Positive Expected Value or +EV is a common term in poker theory. You want to make the right bet size or fold that maximizes your winnings over all potential cards your opponents may have and which cards may be coming. Poker has a ton of variance so you may be making +EV decisions and still lose a lot of money in the short term. Gold making luckily has much less randomness, but the framework is still useful as you have no idea what will happen over the next week, month or year.

**Appliying it to decision making**

The idea is simply to consider all possible outcomes before making a decision and trying to ensure your decision will be profitable on average if you played out the subsequent scenario thousands of times.

For flipping this will mean that you accept that some of your purchases will turn into losses, as long as you are profitable on average in that particular market.

**Can you use this while flipping?**

I’ve actually implemented this idea in my material flipping settings. I used to have a check that was based on my average buy price to ensure I never lost gold. I don’t anymore I just let both my thresholds change with dbmarket.

On average this approach will be profitable, but I will take losses when the price goes down on an item, which obviously happens with semi-regular frequency.

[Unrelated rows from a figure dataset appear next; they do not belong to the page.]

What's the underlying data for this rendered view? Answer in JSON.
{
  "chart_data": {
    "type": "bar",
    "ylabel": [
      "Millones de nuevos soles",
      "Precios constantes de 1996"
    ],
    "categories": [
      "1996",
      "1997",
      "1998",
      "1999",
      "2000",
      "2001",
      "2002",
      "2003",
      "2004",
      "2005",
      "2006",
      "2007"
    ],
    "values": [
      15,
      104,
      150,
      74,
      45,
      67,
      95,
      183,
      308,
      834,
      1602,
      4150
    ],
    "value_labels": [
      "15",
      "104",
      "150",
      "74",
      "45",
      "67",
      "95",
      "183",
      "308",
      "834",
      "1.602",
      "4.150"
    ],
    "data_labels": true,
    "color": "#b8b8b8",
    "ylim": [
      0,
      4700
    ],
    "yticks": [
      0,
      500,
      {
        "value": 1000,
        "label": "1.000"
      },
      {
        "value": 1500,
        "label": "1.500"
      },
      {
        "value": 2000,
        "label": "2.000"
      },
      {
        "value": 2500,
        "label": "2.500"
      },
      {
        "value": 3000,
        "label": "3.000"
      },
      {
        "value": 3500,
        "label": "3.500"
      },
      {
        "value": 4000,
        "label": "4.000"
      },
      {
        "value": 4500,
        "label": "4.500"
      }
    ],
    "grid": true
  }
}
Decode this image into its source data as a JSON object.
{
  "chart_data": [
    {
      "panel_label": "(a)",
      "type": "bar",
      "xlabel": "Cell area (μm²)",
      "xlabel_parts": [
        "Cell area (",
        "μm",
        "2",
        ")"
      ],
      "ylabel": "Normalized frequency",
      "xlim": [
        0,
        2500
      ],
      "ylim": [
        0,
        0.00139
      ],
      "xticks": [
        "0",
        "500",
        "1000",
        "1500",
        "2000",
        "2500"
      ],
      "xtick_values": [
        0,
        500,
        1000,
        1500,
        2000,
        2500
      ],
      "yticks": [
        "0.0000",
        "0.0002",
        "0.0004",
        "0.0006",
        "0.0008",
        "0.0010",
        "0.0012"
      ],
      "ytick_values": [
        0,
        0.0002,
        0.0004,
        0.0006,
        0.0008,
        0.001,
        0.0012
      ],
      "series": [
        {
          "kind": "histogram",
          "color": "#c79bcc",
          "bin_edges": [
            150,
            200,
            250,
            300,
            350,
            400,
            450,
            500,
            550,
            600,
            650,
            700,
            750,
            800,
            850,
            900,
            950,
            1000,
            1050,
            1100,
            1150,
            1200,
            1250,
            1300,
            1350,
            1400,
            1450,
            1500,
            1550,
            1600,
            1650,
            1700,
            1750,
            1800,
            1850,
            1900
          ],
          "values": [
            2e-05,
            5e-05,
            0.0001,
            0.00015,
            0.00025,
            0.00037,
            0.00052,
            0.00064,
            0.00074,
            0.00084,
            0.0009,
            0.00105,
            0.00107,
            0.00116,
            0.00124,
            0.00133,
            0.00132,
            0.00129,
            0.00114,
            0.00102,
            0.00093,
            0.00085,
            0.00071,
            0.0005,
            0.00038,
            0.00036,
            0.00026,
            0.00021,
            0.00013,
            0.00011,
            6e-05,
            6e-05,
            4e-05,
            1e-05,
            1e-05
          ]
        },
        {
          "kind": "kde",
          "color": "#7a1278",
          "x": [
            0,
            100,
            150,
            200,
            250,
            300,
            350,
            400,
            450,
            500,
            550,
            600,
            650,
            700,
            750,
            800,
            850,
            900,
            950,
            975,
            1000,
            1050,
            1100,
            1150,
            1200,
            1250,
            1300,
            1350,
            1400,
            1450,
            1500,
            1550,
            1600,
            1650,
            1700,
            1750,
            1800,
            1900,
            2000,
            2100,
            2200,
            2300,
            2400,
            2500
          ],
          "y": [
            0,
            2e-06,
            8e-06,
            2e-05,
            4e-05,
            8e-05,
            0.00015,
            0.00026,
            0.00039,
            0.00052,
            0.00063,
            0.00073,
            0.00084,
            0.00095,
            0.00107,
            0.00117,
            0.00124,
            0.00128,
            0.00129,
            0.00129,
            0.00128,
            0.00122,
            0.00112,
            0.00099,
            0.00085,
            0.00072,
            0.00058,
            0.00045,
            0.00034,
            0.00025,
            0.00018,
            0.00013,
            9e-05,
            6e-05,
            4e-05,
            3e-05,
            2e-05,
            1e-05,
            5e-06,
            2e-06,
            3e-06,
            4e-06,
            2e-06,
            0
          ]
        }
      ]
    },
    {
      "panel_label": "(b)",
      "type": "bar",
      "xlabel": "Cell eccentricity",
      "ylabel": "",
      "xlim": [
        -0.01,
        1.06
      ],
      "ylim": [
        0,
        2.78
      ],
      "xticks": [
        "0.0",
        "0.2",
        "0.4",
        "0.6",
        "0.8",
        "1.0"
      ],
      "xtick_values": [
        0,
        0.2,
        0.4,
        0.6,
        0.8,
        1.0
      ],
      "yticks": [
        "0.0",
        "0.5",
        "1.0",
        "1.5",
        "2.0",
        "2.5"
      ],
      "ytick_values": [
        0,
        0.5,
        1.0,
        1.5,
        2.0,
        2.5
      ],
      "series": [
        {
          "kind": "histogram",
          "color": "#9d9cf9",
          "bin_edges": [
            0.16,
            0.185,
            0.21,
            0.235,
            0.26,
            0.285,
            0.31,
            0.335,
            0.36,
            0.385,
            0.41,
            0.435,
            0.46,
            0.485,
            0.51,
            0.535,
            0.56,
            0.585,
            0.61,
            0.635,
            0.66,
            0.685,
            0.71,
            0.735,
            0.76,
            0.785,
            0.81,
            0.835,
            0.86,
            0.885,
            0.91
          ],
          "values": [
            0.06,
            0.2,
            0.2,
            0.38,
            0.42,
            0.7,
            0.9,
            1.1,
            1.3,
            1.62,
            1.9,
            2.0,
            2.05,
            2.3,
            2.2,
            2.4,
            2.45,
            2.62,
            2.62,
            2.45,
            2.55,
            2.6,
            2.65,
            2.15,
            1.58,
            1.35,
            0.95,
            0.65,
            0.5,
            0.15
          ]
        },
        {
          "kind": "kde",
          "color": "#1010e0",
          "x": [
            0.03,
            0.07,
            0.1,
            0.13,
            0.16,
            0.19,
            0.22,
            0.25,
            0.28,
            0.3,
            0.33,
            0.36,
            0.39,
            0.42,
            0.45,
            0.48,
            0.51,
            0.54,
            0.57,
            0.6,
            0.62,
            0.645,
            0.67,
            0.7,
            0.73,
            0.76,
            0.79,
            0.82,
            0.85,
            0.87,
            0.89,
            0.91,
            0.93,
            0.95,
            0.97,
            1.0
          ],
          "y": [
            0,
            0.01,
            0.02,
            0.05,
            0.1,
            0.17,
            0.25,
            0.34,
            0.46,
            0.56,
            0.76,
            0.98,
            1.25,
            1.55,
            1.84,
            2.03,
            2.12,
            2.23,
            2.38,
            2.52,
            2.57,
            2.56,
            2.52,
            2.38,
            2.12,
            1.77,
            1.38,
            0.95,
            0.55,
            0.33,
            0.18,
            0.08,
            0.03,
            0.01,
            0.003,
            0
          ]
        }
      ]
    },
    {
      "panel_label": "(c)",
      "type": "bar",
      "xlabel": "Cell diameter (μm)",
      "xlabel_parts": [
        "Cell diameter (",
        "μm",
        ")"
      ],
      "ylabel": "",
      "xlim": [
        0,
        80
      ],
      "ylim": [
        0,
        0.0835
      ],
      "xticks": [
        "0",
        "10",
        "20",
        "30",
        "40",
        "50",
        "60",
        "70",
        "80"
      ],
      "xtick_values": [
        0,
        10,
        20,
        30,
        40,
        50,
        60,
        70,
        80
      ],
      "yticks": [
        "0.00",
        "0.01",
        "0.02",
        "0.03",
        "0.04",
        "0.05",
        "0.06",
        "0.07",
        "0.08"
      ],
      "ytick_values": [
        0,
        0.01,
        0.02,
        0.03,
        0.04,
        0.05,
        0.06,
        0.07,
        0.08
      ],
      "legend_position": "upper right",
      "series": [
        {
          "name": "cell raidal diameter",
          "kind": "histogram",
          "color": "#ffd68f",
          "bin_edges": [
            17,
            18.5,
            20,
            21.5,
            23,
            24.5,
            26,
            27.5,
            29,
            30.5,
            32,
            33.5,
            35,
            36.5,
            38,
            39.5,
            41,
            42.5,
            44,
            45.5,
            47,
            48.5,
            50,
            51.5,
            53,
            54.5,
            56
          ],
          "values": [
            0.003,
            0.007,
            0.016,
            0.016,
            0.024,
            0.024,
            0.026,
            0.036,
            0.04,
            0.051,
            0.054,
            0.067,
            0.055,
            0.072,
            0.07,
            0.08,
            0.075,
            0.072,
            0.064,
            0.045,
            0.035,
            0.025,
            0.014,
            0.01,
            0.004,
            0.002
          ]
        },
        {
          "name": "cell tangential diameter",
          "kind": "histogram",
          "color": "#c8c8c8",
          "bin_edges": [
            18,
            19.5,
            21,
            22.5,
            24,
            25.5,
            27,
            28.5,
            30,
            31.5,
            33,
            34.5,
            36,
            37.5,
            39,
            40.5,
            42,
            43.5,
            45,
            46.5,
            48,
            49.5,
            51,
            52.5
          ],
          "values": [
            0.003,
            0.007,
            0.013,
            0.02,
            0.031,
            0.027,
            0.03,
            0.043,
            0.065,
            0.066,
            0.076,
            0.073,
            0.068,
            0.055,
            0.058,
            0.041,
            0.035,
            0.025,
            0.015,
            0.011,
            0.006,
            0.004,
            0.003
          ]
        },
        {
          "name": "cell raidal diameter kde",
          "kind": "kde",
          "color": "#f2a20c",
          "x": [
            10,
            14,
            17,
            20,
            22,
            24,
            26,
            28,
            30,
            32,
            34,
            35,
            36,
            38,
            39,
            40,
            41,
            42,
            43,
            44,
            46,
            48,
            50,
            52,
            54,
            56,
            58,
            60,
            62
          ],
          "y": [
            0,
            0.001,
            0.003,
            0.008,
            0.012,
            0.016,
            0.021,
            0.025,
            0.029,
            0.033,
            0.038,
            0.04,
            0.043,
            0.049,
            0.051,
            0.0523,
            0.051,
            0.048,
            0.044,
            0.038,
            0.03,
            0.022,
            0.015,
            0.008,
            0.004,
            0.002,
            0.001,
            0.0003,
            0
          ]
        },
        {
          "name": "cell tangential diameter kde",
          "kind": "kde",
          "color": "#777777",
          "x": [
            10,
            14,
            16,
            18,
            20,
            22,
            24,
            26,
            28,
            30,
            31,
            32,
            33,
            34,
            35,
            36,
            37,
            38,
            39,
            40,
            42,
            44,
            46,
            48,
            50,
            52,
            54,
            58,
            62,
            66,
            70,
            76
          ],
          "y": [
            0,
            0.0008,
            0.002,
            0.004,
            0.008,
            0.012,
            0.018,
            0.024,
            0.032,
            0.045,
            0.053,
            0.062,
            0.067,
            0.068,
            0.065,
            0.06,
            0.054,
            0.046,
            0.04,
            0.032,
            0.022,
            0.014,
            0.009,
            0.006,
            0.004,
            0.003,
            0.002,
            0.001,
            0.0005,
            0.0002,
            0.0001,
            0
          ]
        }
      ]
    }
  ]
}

**Plan to minimize losses, not eliminate them completely**

Ultimately it is about accepting the fact that you may incur losses and trying to make sure that they are small enough that you are still profitable in the long run. Having this awareness means you will take easier when you lose out some gold. You will also be making a profit which is the main point of this.

**A simple framework**

For any flipping markets a simple way to compute your expected value is to compare your minimum auctioning price to your maximum shopping price. A large difference will decrease the chance you lose gold, while limiting the number of deals you can find.

Never expect to sell items for more than dbmarket, as it is just in some select markets and on some realms. An even safer approach would be to compare your purchasing price with the region sale average price which is generally much lower than dbmarket. It does depend on the realm though and on some high pop realms dbmarket may be higher.